When Microsoft made Windows 10, they examined their testing/QA team : it was HUGE.
Since then , they shrunk it - users are now beta testers, and new versions of Windows 10 were known for how unstable they were. And, that's because Windows 10 supported pretty much any computer that could run Windows 7 - that's almost 15 years of hardware evolution to test against.
And that's costly if you want to test internally, and will cause userspace breakages aplenty with your customers.
So, when they made Windows 11, they decided to cut it all off : nothing older than 5 years will be supported, PERIOD - 64-bit mode only, AVX2 required, TPM 2.0 and UEFI to remove 35 years of BIOS hackery...
Nobody argues with Microsoft not supporting older hardware.
Quite a few people have issues with Microsoft sabotageing older hardware.
The first is a notice on installation/upgrade saying "your hardware is not supported by this edition of Windows: operate under your own risk." which then lets you do it anyway.
If it breaks or fails to work afterwards, they even have the roll-back figured out pretty well.
Currently they won't let you continue even if it's quite obviously not an issue of it working.
Nobody and nothing needs TPM, not even if you wanted to encrypt your storage. And as far as the instruction set is concerned, they only just raised that to Nehalem and younger. And Windows 10 device drivers just continue to work on Windows 11, it's not like there was actually any additional effort involved, except closing the loopholes during installation...
I've tried quite a few systems now as far back as Ivy Bridge with Windows 11 24H2. That i7-3770 with 32GB of RAM and a GTX 980ti is still running quite a few games very competently, I might add, some even at 4k.
And there is simply no chance Firefox, Thunderbird, LibreOffice or VLC might overwhelm it for the next few years, which is all quite a few people ever need from their personal computers.
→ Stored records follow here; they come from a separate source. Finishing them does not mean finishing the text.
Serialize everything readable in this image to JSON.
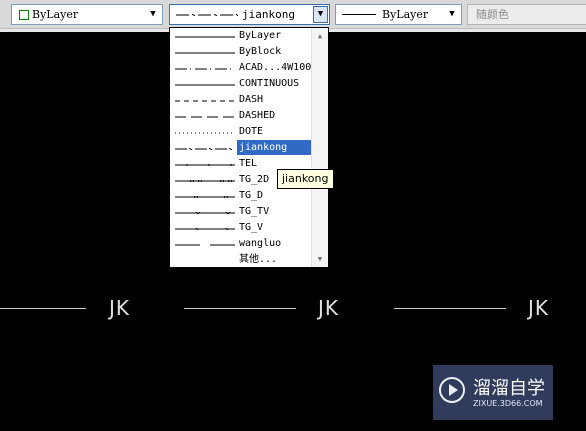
{
  "toolbar": {
    "color_label": "ByLayer",
    "linetype_label": "jiankong",
    "lineweight_label": "ByLayer",
    "plotstyle_label": "随颜色"
  },
  "dropdown": {
    "items": [
      {
        "label": "ByLayer",
        "pattern": "solid"
      },
      {
        "label": "ByBlock",
        "pattern": "solid"
      },
      {
        "label": "ACAD...4W100",
        "pattern": "dashdot"
      },
      {
        "label": "CONTINUOUS",
        "pattern": "solid"
      },
      {
        "label": "DASH",
        "pattern": "dash"
      },
      {
        "label": "DASHED",
        "pattern": "longdash"
      },
      {
        "label": "DOTE",
        "pattern": "dot"
      },
      {
        "label": "jiankong",
        "pattern": "jk"
      },
      {
        "label": "TEL",
        "pattern": "tel"
      },
      {
        "label": "TG_2D",
        "pattern": "tg2d"
      },
      {
        "label": "TG_D",
        "pattern": "tgd"
      },
      {
        "label": "TG_TV",
        "pattern": "tgtv"
      },
      {
        "label": "TG_V",
        "pattern": "tgv"
      },
      {
        "label": "wangluo",
        "pattern": "gap"
      },
      {
        "label": "其他...",
        "pattern": "none"
      }
    ],
    "selected_index": 7
  },
  "tooltip": "jiankong",
  "drawing": {
    "jk_labels": [
      "JK",
      "JK",
      "JK"
    ]
  },
  "watermark": {
    "title": "溜溜自学",
    "url": "ZIXUE.3D66.COM"
  },
  "colors": {
    "canvas": "#000000",
    "selection": "#316ac5",
    "tooltip_bg": "#ffffe1"
  }
}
I'm readying a few of my older machines for parents, in-laws and others around 80 years of age. A lot of them have used PCs for decades and prefer proper keyboards, big screens and things looking and behaving pretty much the same as they did 10 or 20 years ago. And I'm mostly replacing even older systems I handed them 5 or 10 years ago, after I had used them for 5 years.
They don't need ultra thin laptops with odd keyboards or let alone an AI. Nor do they spend all day glued to screens gaming. They just need to manage their digital essentials.
At the same time they are a favorite target of criminals, who want to cheat them out of their last pennies, so they need systems that aren't vulnerable to the outside or so smart that any kid can talk them into being disloyal to their owners.
And they don't need to be spied on or manipulated either, which is very dear to M$ but the last thing they need.